I’m considering the odds I might never see that mother in session again …

 

 

For The Daily Post

Tintinnabulation

multisyllabic

“I found some words with lotta syllables!” she announced and pulled a crumpled list out of her back pocket.

She and I have been working together for some time. Born very prematurely and with various – if not always visible – neurological challenges, she has had to work hard for every milestone, every skill, each speech-sound. At nine years old, she had good intelligibility in short words and brief phrases, but her clarity was still vulnerable in longer words or sentences.

“Hi-ppo-po-ta-mus,” she read, tapping syllables on the table. “Five!”

I smiled. This girl never needed prodding. Her internal motivation put most people to shame. If she put her mind to something, you better believe it that she’d go the distance for it, and then some. She wanted to be an actress and actresses needed good diction. She was going to make sure hers measured up.

“Ca-li-for-ni-ya and Phi-la-del-phi-a … both five! I-ma-gi-na-ry … five!”

She read several more words, repeating any one that lost a sound or two in the process. When she got it right, she repeated it again, insistent on perfection.

“My dad helped me find them,” she pointed to the list. “We had fun thinking them up in the car. We found lots of words with four … like ‘as-pa-ra-gus’ and ‘par-ti-cu-lar’, but not so many with five. Are there any words with even more, like … with six syllables?”

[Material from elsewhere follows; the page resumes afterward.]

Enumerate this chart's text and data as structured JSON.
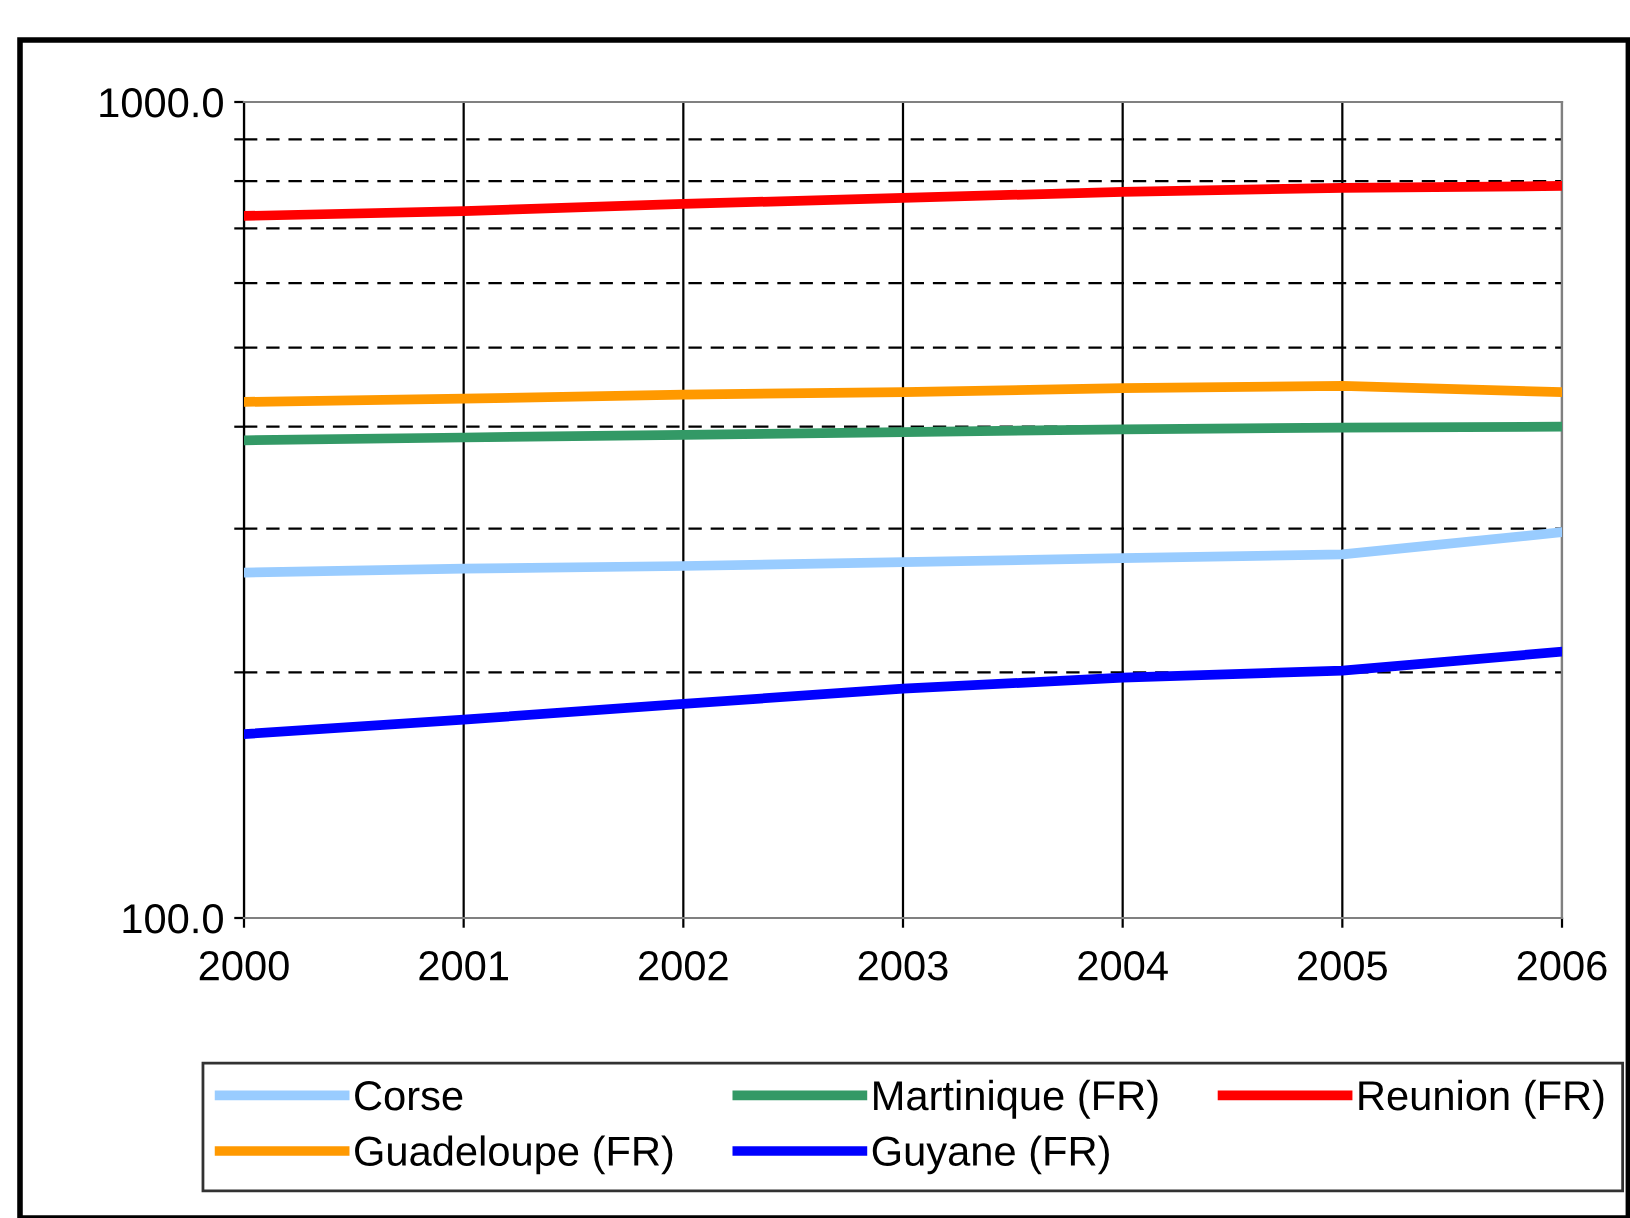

“Quite a few,” I smiled again. “Some you probably know.”

“Like what?”

“Responsibility.”

“Oh!” She whispered to herself and counted the syllables on her fingers, “yeah, six!”

“Capitalization”

“Like in writing?”

“Exactly like in writing. Then there’s: identification, autobiography, veterinarian, personification, generalization …”

She wrote each word down. Practiced saying it. “Do you know any weird ones with six syllables?”

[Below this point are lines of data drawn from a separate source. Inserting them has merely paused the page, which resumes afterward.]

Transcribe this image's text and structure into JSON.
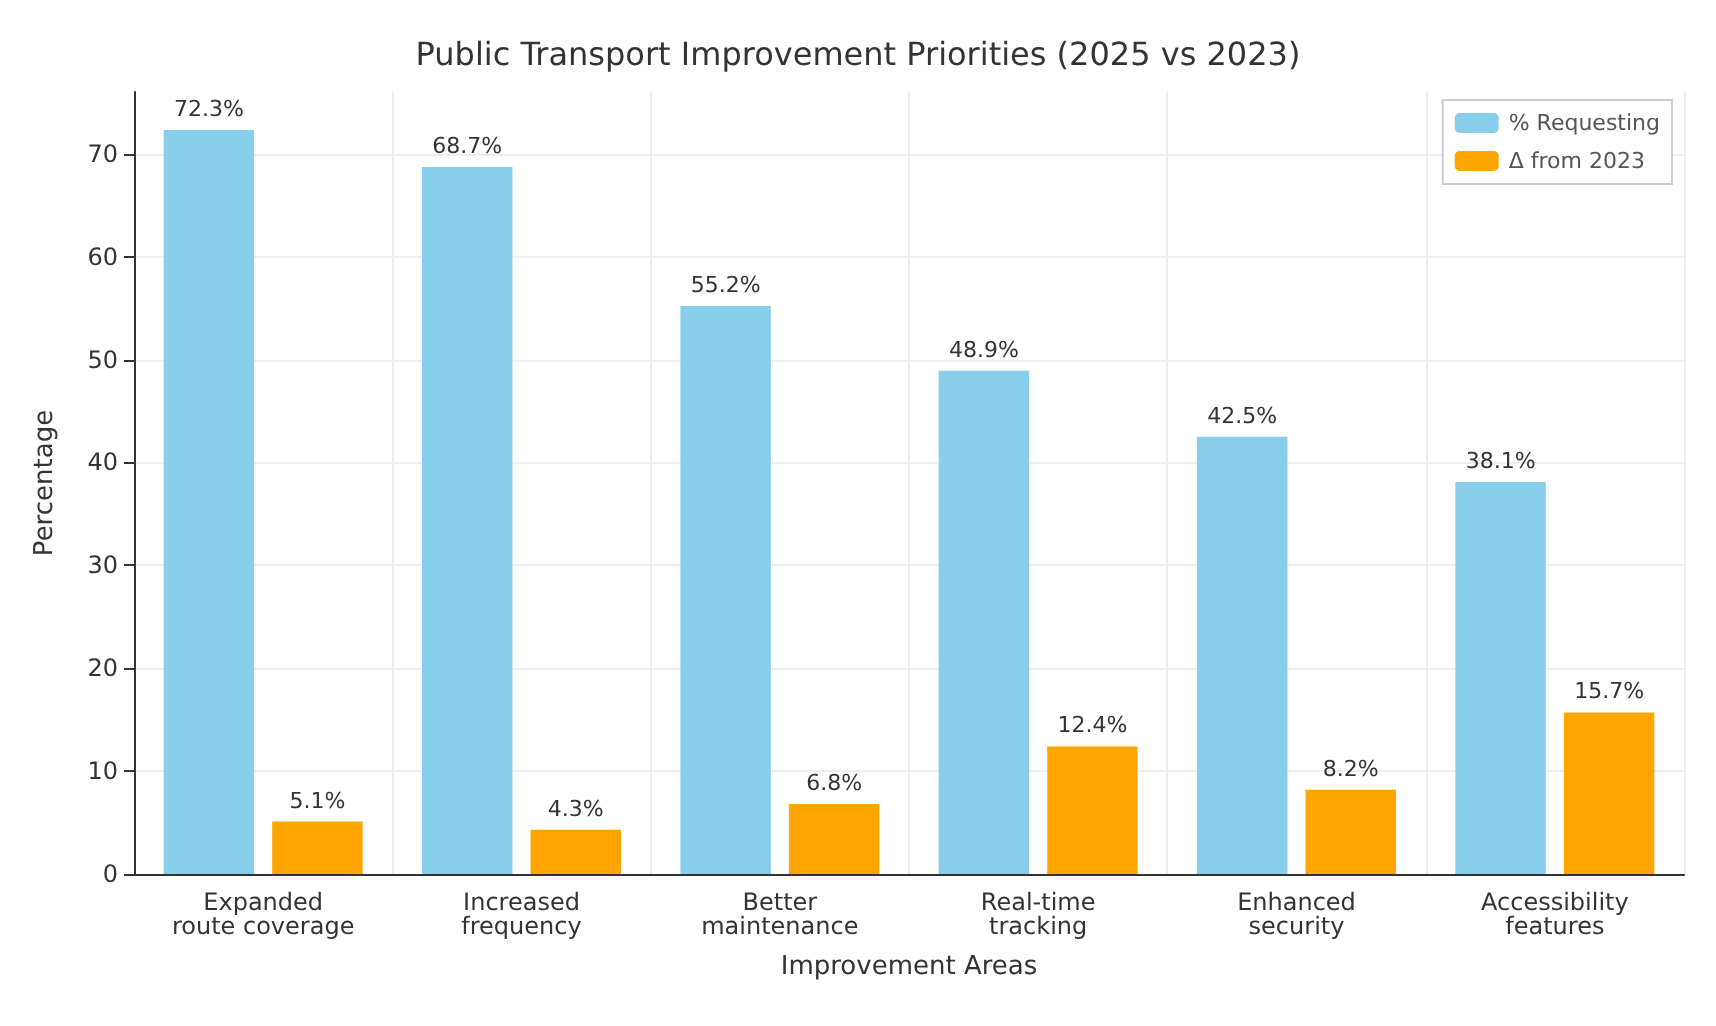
{
  "chart_data": {
    "type": "bar",
    "title": "Public Transport Improvement Priorities (2025 vs 2023)",
    "xlabel": "Improvement Areas",
    "ylabel": "Percentage",
    "categories": [
      "Expanded\nroute coverage",
      "Increased\nfrequency",
      "Better\nmaintenance",
      "Real-time\ntracking",
      "Enhanced\nsecurity",
      "Accessibility\nfeatures"
    ],
    "series": [
      {
        "name": "% Requesting",
        "color": "#87ceeb",
        "values": [
          72.3,
          68.7,
          55.2,
          48.9,
          42.5,
          38.1
        ],
        "value_labels": [
          "72.3%",
          "68.7%",
          "55.2%",
          "48.9%",
          "42.5%",
          "38.1%"
        ]
      },
      {
        "name": "Δ from 2023",
        "color": "#ffa500",
        "values": [
          5.1,
          4.3,
          6.8,
          12.4,
          8.2,
          15.7
        ],
        "value_labels": [
          "5.1%",
          "4.3%",
          "6.8%",
          "12.4%",
          "8.2%",
          "15.7%"
        ]
      }
    ],
    "ylim": [
      0,
      76
    ],
    "yticks": [
      0,
      10,
      20,
      30,
      40,
      50,
      60,
      70
    ],
    "grid": true,
    "legend": "top right"
  }
}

“Hmm,” I nodded. “How about ‘discombobulated'”?

She laughed. “My grandma says that one.”

“How’s ‘extemporaneous'”?

She twisted her lips. “That’s not weird, just boring.”

It was my turn to laugh. “Fair enough.” I thought a moment. “Infinitesimal?”

“Not weird.”

She was going to make me work for it. “How about …” I winked, “mispronunciation?”

“Ha-ha, very funny,” she rolled her eyes. “Try again.”

She raised her eyebrows and waited. A moment ticked by as words trickled into my brain, six-syllabled but certainly not weird enough to qualify: visualization, spirituality, irregularity, disorganization, availability, cardiovascular. …

The room darkened as clouds passed over the sun and the wind picked up. The forecast promised thunderstorms. I was about to give up to a google search when a chime jangled in my window and with it came inspiration.

“I have it!” I exclaimed. “Tintinnabulation!”